The renegotiation is taking place due to the introduction of an energy price cap of £1,137 a year, expected to come into force in 2019 – the new cap will result in suppliers cutting the price of their default tariffs to the level of the cap or below it.

However, once the contract is finalized, the merger will create UK’s second largest energy company, and has already acquired regulatory approvals. Both firms said they still thought the merger had benefits, but that any final deal was likely to be delayed.

BBC News reported that in September, SSE said the cap would lead to “significantly lower” profits than it had expected at the start of the financial year in its retail arm. As a result, SSE and Npower’s German owner Innogy were in talks “regarding potential changes” to the commercial terms of the deal, it added.

SSE chief executive Alistair Phillips-Davies said: “We continue to believe that creating a new, independent energy supplier has the potential to deliver real benefits for customers and the market as a whole, and that remains our objective.”

There is expected to be an update on the progress by mid-December.

Through this merger, the companies were aiming to bring down the number of leading energy firms in the country from six to five by Q1 2019 but this may not happen in the expected time frame.

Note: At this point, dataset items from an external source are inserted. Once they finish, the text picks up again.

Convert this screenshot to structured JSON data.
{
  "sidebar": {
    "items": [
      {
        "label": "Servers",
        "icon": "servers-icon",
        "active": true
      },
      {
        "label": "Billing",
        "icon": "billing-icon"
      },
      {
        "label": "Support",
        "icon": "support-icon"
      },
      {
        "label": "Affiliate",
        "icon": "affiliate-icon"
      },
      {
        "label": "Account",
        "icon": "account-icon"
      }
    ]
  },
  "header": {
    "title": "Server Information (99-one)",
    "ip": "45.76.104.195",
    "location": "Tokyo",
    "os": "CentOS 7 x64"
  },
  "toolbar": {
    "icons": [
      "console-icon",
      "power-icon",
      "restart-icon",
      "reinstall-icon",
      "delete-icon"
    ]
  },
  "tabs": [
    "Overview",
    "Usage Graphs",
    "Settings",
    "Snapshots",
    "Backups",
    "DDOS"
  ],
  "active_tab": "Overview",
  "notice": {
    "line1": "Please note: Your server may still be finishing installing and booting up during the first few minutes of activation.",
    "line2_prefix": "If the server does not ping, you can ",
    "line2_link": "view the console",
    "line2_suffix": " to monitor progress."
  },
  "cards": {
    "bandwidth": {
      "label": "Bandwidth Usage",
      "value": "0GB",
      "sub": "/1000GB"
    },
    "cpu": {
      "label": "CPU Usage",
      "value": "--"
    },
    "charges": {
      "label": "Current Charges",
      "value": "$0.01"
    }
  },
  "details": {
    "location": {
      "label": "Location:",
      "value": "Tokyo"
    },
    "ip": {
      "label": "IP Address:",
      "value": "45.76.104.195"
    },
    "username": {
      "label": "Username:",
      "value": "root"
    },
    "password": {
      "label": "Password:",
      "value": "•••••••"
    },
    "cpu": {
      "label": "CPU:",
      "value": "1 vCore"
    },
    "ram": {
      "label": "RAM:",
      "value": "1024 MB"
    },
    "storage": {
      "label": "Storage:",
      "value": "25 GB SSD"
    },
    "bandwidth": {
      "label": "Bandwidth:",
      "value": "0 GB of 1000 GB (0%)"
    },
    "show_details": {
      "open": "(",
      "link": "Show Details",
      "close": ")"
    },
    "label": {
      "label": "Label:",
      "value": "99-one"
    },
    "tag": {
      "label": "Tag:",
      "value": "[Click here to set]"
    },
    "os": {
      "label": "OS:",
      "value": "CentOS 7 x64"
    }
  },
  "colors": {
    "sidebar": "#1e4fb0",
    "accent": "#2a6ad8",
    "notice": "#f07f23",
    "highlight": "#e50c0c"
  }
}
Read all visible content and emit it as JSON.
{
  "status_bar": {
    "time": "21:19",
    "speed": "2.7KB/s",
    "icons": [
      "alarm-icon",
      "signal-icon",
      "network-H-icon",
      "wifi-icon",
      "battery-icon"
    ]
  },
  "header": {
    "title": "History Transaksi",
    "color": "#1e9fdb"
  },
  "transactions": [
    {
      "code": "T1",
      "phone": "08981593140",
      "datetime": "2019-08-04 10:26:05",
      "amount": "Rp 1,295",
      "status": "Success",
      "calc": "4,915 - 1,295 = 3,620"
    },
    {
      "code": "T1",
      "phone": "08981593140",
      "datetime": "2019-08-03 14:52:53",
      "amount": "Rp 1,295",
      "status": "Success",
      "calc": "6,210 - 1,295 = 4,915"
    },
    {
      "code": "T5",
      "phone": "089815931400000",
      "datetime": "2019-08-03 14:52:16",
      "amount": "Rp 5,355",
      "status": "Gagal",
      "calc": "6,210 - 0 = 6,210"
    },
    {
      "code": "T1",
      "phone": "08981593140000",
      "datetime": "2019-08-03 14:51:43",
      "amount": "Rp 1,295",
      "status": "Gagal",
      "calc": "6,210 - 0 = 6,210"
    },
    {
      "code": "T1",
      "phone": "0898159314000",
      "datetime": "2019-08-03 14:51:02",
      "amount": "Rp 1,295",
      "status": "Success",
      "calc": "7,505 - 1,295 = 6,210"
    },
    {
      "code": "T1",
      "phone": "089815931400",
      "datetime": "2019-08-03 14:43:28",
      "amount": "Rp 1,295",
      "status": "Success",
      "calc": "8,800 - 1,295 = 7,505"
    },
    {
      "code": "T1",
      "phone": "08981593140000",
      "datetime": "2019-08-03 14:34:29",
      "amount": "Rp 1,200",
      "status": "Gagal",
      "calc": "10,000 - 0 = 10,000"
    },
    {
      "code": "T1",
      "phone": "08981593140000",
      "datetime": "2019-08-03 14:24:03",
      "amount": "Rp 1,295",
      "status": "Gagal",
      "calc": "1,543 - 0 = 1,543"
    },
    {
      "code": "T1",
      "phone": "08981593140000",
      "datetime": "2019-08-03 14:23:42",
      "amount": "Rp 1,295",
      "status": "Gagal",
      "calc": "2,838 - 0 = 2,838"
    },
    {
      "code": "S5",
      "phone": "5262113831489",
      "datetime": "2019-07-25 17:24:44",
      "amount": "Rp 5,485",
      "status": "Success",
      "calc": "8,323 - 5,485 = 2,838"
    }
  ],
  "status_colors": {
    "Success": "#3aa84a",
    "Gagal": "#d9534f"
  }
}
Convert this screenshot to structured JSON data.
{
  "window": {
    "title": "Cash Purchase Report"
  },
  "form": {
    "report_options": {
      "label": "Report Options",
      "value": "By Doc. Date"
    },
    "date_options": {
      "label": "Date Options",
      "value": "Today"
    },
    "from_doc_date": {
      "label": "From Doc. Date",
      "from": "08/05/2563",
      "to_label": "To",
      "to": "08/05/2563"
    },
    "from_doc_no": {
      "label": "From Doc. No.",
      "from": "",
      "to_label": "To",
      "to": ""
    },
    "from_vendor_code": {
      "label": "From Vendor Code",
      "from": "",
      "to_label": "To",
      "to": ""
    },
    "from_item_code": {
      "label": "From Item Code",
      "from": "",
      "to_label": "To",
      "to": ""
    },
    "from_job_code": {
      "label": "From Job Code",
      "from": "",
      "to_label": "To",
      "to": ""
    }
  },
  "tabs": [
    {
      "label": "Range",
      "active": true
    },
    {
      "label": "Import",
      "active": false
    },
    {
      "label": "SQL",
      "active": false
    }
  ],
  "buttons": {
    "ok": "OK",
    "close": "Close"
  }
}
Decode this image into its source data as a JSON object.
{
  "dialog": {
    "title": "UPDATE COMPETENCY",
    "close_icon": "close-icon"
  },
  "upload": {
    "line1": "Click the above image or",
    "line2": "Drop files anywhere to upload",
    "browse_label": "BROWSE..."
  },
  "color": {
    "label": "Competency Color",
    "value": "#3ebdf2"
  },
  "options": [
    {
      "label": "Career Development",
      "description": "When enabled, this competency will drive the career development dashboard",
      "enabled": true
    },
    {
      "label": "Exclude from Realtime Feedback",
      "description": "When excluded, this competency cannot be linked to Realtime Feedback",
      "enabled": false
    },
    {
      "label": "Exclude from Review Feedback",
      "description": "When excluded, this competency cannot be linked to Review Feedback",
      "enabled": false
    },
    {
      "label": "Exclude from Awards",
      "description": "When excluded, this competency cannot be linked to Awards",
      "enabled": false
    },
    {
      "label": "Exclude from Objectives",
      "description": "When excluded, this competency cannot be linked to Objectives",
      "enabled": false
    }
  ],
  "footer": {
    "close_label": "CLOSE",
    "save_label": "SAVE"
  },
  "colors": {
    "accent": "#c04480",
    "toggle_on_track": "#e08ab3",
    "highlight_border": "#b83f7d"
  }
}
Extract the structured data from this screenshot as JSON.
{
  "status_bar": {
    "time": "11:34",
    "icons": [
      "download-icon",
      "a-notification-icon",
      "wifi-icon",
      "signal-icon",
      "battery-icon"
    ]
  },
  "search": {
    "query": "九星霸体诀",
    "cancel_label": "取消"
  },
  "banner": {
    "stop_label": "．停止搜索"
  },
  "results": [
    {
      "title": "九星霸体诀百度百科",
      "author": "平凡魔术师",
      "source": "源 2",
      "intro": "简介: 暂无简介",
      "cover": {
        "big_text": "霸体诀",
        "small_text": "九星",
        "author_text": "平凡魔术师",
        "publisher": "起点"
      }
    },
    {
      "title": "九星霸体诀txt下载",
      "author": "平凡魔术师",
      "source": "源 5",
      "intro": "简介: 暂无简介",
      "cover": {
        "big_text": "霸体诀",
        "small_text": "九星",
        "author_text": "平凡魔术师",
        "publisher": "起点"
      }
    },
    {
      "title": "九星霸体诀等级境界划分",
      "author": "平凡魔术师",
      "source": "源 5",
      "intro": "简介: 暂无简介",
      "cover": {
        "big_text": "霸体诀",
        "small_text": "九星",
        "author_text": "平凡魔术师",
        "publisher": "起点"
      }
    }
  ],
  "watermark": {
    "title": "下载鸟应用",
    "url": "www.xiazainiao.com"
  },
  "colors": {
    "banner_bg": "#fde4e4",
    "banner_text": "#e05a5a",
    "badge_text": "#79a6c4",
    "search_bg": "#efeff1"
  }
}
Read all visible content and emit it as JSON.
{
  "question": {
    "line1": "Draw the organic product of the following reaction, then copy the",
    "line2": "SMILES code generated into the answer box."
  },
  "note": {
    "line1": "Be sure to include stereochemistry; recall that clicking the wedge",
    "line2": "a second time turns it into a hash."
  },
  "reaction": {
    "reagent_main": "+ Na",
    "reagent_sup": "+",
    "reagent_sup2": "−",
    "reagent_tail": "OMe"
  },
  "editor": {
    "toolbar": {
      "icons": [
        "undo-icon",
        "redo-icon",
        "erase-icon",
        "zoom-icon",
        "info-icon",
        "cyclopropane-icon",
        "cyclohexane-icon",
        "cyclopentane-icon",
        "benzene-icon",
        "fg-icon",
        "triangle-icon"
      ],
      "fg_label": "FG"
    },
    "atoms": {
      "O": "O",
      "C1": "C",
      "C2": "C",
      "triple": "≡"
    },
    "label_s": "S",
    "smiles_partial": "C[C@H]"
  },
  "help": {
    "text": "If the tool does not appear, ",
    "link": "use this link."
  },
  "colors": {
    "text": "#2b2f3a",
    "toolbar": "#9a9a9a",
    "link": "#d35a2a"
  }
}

Innogy said in a statement that “adverse developments in the UK retail market and regulatory interventions such as the price cap have had a significant impact on the outlook for the combined retail company”. It said the negotiations would include talks about “potential additional direct or indirect financial contributions by each party.”

Earlier this week, energy regulator, Ofgem said the cap would save 11 million customers an average of £76 a year on their gas and electricity bills.